Some of the others, faces tucked down against bent knees, backs humped against the wind, appeared to be nearing that point, if not already past it.  Too bad, he could not help but think, that Shirley wasn’t among them.  That might allow him the chance he needed to take charge of the situation and direct the others to some life-saving activity.  As it was, he’d probably just have to wait.  Which often as not tended to prove deadly under such circumstances as they faced that evening.  Well.  All he’d got to do was to keep himself sharp, mind alert and body moving in any little way he could manage as a buffer against the increasing grip of the cold, and this he did, occupying himself first with the details of the strategy he hoped to employ when finally he was able to get the better of Shirley and then, those details all hashed out and still nothing changing with the situation, allowing his mind to drift back across the details of past missions—all of them, incidentally, seeming to be in locations where malaria presented a far greater danger than did the possibility of hypothermia, and the fact seemed in some small measure to help keep him warm—reviewing their success or failure and analyzing the for lessons which might be applied to his current situation.

Pretty soon though, all lessons and plans aside, it became clear to the tracker that the only strategy which was to matter much on the mountainside that night involved getting himself, and anyone else who wished to survive, out of the killing force of that wind.  Had to take some action, and without too much more delay.  Shirley’s back was turned, and this time when he rose and started carefully down the snowy slope below, the man made no response, and Kilgore picked up his pace, swinging arms in an attempt to bring himself a bit of warmth, hurrying for the spot where they’d left the by-now buried shovels.  Decisions to make…

*  *  *
Still unready to rejoin the cheerful voices out in the kitchen Einar remained in the library, pacing from one window to the other and staring out and the swirling snow, passing him by, time, opportunity, the chance for freedom all passing him by with those falling flakes, and he chafed at his own inaction, at the logic which had led him to conclude that he must not act, even as his every instinct screamed at him to get his family ready and out there, disappearing into the sanctuary offered by the ferocity of that storm.  Logic.  He’d reasoned it through, listened to the reasoning of Susan and of Liz, and knew the three of them were right, and he must wait.  Which knowledge didn’t make the waiting too much easier, really…

As to his own dilemma he had no answers, could understand, to some extent, the things that were keeping him going round in circles and all but ensuring that he would continue his enthusiastic dance along the ragged edges of the world until the abyss finally claimed him, but he did not know how to turn that knowledge into action.  Into answers.

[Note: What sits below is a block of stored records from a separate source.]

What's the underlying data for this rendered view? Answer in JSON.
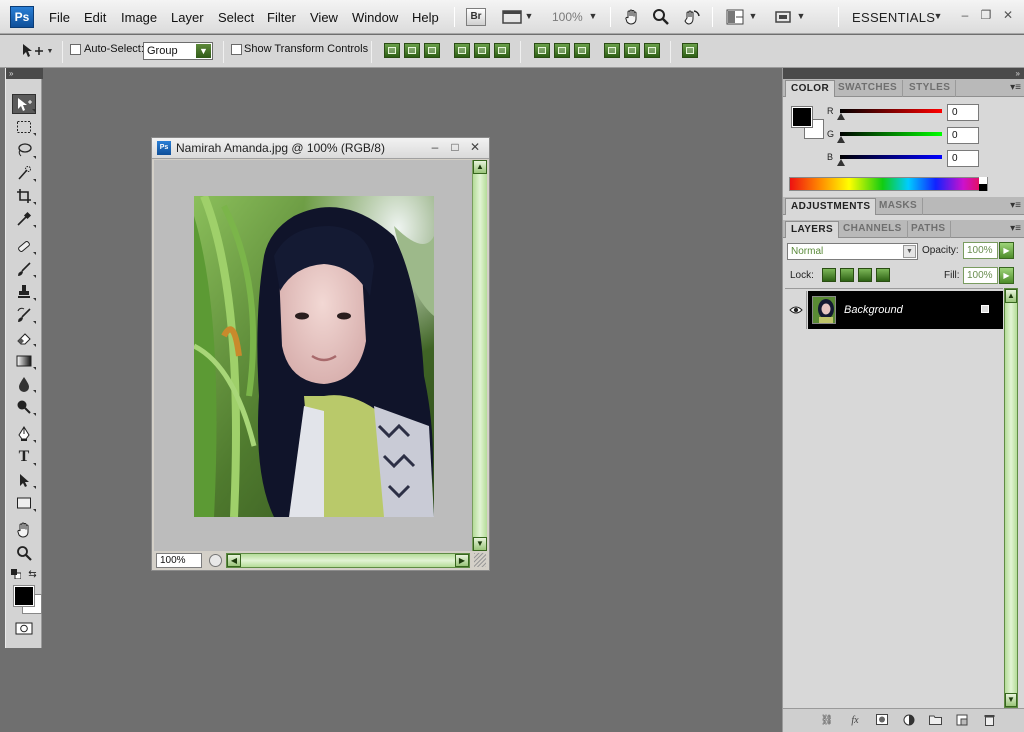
{
  "app": {
    "logo": "Ps",
    "menu": [
      "File",
      "Edit",
      "Image",
      "Layer",
      "Select",
      "Filter",
      "View",
      "Window",
      "Help"
    ],
    "bridge_label": "Br",
    "zoom": "100%",
    "workspace": "ESSENTIALS",
    "icons": [
      "bridge-icon",
      "screen-mode-icon",
      "hand-icon",
      "zoom-icon",
      "rotate-view-icon",
      "arrange-documents-icon",
      "workspace-icon"
    ]
  },
  "options": {
    "auto_select_label": "Auto-Select:",
    "auto_select_checked": false,
    "auto_select_value": "Group",
    "show_transform_label": "Show Transform Controls",
    "show_transform_checked": false
  },
  "tools": [
    "move",
    "marquee",
    "lasso",
    "quick-selection",
    "crop",
    "eyedropper",
    "healing-brush",
    "brush",
    "clone-stamp",
    "history-brush",
    "eraser",
    "gradient",
    "blur",
    "dodge",
    "pen",
    "type",
    "path-selection",
    "rectangle",
    "hand",
    "zoom"
  ],
  "colors": {
    "foreground": "#000000",
    "background": "#ffffff",
    "accent_green": "#3d7a1f"
  },
  "document": {
    "title": "Namirah Amanda.jpg @ 100% (RGB/8)",
    "zoom": "100%"
  },
  "color_panel": {
    "tabs": [
      "COLOR",
      "SWATCHES",
      "STYLES"
    ],
    "active_tab": "COLOR",
    "channels": [
      {
        "label": "R",
        "value": "0"
      },
      {
        "label": "G",
        "value": "0"
      },
      {
        "label": "B",
        "value": "0"
      }
    ]
  },
  "adjustments_panel": {
    "tabs": [
      "ADJUSTMENTS",
      "MASKS"
    ],
    "active_tab": "ADJUSTMENTS"
  },
  "layers_panel": {
    "tabs": [
      "LAYERS",
      "CHANNELS",
      "PATHS"
    ],
    "active_tab": "LAYERS",
    "blend_mode": "Normal",
    "opacity_label": "Opacity:",
    "opacity": "100%",
    "lock_label": "Lock:",
    "fill_label": "Fill:",
    "fill": "100%",
    "layers": [
      {
        "name": "Background",
        "visible": true,
        "locked": true
      }
    ]
  }
}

Maybe he didn’t need answers, didn’t have to have them, at least not right away.  Ultimately, he knew he’d have to get things figured out but perhaps for the moment, it was enough simply to follow the gentle guidance Liz was always trying to give him, eat her food and wait out the storm, wait for Bud’s return so he could get the latest news of the search and formulate a plan which would give them the best chance of escaping without a trace from beneath the noses of their pursuers.  Not an easy thing to do, any of it, as all of those actions—from the eating to the waiting for Bud before leading his family on their departure—meant relying on others in areas of his life where he was long used to being sole decision-maker.  Not going to be easy at all, and sitting back down on the weight bench, staring at his feet, at the abandoned weights, he prayed for the strength to do it.  Stick with it, for as long as would be necessary.  Liz was coming, he could hear her footsteps in the hallway, figured she was coming to get him for another meal of some sort, and he rose to meet her.